Hepatic regeneration and functional recovery following partial liver resection in an experimental model of hepatic steatosis treated with omega-3 fatty acids.

BACKGROUND: Omega-3 fatty acids (FAs) have been shown to reduce experimental hepatic steatosis and protect the liver from ischaemia-reperfusion injury. The aim of this study was to examine the effects of omega-3 FAs on regeneration of steatotic liver. METHODS: Steatosis was induced in rats by a 3-week methionine/choline-deficient diet, which was continued for an additional 2 weeks in conjunction with oral administration of omega-3 FAs or saline solution.

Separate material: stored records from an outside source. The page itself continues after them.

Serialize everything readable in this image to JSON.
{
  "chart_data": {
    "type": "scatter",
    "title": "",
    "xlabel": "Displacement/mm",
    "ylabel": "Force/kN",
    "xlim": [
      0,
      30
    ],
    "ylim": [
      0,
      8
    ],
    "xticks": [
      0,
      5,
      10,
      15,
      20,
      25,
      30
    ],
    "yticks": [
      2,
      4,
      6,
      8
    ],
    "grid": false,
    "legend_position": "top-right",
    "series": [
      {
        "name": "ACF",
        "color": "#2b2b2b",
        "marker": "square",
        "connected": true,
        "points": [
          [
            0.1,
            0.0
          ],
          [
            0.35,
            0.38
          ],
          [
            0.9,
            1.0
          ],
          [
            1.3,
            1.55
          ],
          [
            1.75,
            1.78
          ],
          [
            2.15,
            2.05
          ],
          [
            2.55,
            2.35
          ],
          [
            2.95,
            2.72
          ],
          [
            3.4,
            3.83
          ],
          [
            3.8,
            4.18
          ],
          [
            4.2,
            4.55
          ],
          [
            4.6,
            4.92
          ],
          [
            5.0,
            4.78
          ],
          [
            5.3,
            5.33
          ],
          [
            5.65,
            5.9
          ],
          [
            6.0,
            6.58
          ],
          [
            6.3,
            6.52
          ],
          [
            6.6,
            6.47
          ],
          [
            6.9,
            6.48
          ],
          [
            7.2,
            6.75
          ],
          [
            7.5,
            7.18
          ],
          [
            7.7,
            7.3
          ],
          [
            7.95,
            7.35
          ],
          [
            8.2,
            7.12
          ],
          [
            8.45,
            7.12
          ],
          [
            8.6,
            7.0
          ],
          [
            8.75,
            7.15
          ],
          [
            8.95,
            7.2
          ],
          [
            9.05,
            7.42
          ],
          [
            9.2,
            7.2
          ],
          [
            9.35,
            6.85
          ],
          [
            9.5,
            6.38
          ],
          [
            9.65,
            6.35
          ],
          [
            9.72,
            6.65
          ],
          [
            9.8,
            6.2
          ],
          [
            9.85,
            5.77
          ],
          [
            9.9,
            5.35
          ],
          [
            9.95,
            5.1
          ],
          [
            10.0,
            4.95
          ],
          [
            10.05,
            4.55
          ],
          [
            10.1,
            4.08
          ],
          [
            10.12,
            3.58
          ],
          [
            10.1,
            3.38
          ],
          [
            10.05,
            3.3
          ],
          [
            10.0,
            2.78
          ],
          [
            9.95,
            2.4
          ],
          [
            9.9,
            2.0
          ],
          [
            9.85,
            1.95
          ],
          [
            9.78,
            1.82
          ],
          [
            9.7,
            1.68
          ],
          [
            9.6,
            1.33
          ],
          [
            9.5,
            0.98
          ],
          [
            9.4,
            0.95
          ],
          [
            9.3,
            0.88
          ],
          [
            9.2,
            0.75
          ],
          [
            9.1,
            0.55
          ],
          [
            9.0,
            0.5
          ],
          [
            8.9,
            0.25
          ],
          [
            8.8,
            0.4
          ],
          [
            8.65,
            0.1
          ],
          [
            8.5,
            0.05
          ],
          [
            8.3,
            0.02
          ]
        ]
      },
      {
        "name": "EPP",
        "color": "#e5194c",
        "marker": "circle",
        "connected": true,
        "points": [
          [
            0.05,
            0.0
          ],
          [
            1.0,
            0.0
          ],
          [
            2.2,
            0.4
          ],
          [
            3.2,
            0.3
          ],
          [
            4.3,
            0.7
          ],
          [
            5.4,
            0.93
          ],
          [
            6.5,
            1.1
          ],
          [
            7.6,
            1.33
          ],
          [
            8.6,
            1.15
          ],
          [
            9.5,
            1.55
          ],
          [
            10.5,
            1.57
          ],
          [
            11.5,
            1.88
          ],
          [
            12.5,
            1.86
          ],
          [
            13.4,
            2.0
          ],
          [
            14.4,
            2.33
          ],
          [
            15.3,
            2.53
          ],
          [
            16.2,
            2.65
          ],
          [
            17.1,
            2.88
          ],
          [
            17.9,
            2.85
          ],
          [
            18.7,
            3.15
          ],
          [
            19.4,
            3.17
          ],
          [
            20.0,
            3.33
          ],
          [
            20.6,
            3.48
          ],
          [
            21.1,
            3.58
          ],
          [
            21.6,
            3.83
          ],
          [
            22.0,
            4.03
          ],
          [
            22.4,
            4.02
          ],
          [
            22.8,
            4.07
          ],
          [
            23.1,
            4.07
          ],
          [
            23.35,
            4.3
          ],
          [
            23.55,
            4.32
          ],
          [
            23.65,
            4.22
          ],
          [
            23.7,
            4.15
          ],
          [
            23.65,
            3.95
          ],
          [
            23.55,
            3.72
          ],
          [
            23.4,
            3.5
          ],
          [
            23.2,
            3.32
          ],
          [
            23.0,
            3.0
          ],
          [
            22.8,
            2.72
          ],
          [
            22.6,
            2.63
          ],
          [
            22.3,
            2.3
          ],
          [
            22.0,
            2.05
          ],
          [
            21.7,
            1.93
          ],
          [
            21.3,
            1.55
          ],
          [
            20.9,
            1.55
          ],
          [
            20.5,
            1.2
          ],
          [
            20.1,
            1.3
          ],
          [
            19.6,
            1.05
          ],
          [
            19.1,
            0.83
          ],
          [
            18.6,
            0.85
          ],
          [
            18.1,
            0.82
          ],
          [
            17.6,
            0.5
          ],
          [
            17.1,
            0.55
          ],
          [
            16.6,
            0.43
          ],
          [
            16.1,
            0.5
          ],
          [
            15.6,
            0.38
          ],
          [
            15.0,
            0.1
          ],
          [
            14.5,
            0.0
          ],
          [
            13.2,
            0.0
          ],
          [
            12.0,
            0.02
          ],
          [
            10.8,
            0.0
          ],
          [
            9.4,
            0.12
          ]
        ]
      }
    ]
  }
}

Steatosis was graded histologically and quantified by proton magnetic resonance spectroscopy ((1) H-MRS) before and after the diet/treatment. Liver function was determined by (99m) Tc-labelled mebrofenin hepatobiliary scintigraphy (HBS). In separate experiments, the hepatic regenerative capacity and functional recovery of omega-3 FA-treated, saline-treated or non-steatotic (control) rats were investigated 1, 2, 3 and 5 days after partial (70 per cent) liver resection by measurement of liver weight change and hepatocyte proliferation (Ki-67) and HBS. RESULTS: Severe steatosis (over 66 per cent) in the saline group was reduced by omega-3 FAs to mild steatosis (less than 33 per cent), and hepatic fat content as assessed by (1) H-MRS decreased 2·2-fold. (99m) Tc-mebrofenin uptake in the saline group was more than 50 per cent lower than in the control group, confirming the functional effects of steatosis. (99m) Tc-mebrofenin uptake and regenerated liver mass were significantly greater in the omega-3 group compared with the saline group on days 1 and 3. The posthepatectomy proliferation peak response was delayed until day 2 in saline-treated rats, compared with day 1 in the omega-3 and control groups. CONCLUSION: Omega-3 FAs effectively reduced severe hepatic steatosis, which was associated with improved liver regeneration and functional recovery following partial hepatectomy.